For more info, don’t use their dot.com

Their website will lead you only to an error message, so you can see their menu here, and I’ve also taken some photos of the interior and surroundings.

A friendly review

I’ve decided to start using my own rating system, standard stuff like 1-10, 10 being best (no half-points, please; 10 is enough of a scale). And also a rating of my own, STI, for Small Town Index, meaning how typical of a small town is this.

  • NAME | Lost Maples Cafe
  • ADDRESS | 384 Main St, Utopia, TX 78884
  • PHONE | (830) 966-2221
  • DECOR |  7/10
  • SERVICE | 9/10
  • FOOD |  6/10
  • NOISE QUALITY | 9/10
  • FAMILY FRIENDLY | 9/10
  • GOOD FOR GROUPS? Yes
  • STI | 8/10

The FOOD gets the harshest review, so I’ll start there, because it all gets better.

lost maples cafe

I had the fried fish plate, though I’ve been trying to cut down on fried food (am closer to 60 than I am 50). They had tilapia; previous night was catfish, which I prefer. The batter on the fish was good, and the fish was perhaps slightly undercooked. I mean, only slightly. The onion rings were to die for. Amazing batter, and you could bite into one without pulling out the whole ring. One of the best parts of the meal was having a roll of paper towels at the table. I get messy with greasy fingers. Big points on their sweet tea. Tasty and also served in a huge plastic cup.

THE STAFF WERE EXCELLENT

Service was great. The two servers appeared to be high school seniors, and each worked very hard and quickly to take our orders and did so with a smile. As I mentioned in a previous post, I got the hard sell on cherry pie and it almost worked. I kind of wish it had, yet my BMI is glad it didn’t.

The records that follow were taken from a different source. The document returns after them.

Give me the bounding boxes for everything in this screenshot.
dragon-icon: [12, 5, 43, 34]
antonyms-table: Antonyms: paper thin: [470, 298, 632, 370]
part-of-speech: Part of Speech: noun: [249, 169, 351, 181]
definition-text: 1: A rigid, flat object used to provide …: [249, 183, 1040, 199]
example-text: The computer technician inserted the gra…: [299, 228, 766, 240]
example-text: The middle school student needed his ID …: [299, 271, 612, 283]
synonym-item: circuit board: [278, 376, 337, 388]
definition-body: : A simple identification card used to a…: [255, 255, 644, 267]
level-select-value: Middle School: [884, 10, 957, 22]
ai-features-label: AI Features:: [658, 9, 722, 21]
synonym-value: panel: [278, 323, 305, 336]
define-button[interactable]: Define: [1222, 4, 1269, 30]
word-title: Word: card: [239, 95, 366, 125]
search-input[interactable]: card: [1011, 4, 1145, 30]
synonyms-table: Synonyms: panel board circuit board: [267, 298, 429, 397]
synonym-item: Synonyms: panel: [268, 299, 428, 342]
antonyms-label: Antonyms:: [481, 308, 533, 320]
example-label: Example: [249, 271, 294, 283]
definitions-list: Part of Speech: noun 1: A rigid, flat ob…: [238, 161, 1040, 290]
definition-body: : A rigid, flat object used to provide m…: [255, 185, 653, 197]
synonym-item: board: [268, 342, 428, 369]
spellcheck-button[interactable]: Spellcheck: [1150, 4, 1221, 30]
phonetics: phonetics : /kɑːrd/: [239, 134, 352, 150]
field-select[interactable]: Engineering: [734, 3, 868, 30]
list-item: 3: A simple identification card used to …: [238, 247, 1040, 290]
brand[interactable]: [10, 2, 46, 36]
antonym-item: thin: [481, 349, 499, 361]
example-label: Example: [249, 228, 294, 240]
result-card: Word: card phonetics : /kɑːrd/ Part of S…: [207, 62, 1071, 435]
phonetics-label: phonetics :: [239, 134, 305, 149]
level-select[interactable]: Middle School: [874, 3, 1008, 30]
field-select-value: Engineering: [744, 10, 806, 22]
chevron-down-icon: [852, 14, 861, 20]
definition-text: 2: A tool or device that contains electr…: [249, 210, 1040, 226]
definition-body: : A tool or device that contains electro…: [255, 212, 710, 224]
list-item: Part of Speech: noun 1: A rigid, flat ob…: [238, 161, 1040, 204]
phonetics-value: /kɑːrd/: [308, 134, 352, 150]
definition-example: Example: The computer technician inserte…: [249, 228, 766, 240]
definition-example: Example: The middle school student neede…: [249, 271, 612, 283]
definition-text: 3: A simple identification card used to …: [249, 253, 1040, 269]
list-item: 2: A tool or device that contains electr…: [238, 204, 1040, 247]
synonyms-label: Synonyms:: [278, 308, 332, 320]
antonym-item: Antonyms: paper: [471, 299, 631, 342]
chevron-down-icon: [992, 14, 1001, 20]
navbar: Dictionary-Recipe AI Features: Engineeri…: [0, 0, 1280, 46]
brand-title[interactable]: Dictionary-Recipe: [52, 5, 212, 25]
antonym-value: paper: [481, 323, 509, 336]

In terms of the interior (Noise, Decor, and how good it is for Families and Groups), all of those get high marks. This is definitely the kind of place to come for early breakfast before getting on the road, weekend brunch — though I don’t think that word is used much around Utopia — lunch with co-workers, and an early dinner anytime. (I suspect that not many people go in for European dinner hours anyway; they close typically at 9pm.)

lost maples cafe

The STI was 8/10. Lost Maples Cafe has a real small town feel, yet it would gain another point or two if it wasn’t such a rose among thorns. Nothing else was open. Granted, it was close to 6pm on a Saturday evening, and offices were understandably closed — there was a Justice of the Peace building across the street — and shops were also closed. But other restaurants appeared either vacated or closed. Perhaps midday on a Monday would be different, but on this particularly Saturday night, Lost Maples Cafe was a candle in the dark. I would give it higher marks if the town around it had the same charm as it did.

But whether your destination is Lost Maples or Mac & Ernie’s Roadside Eatery in nearby Tarpley, either one is a good place at the end of a relaxing drive.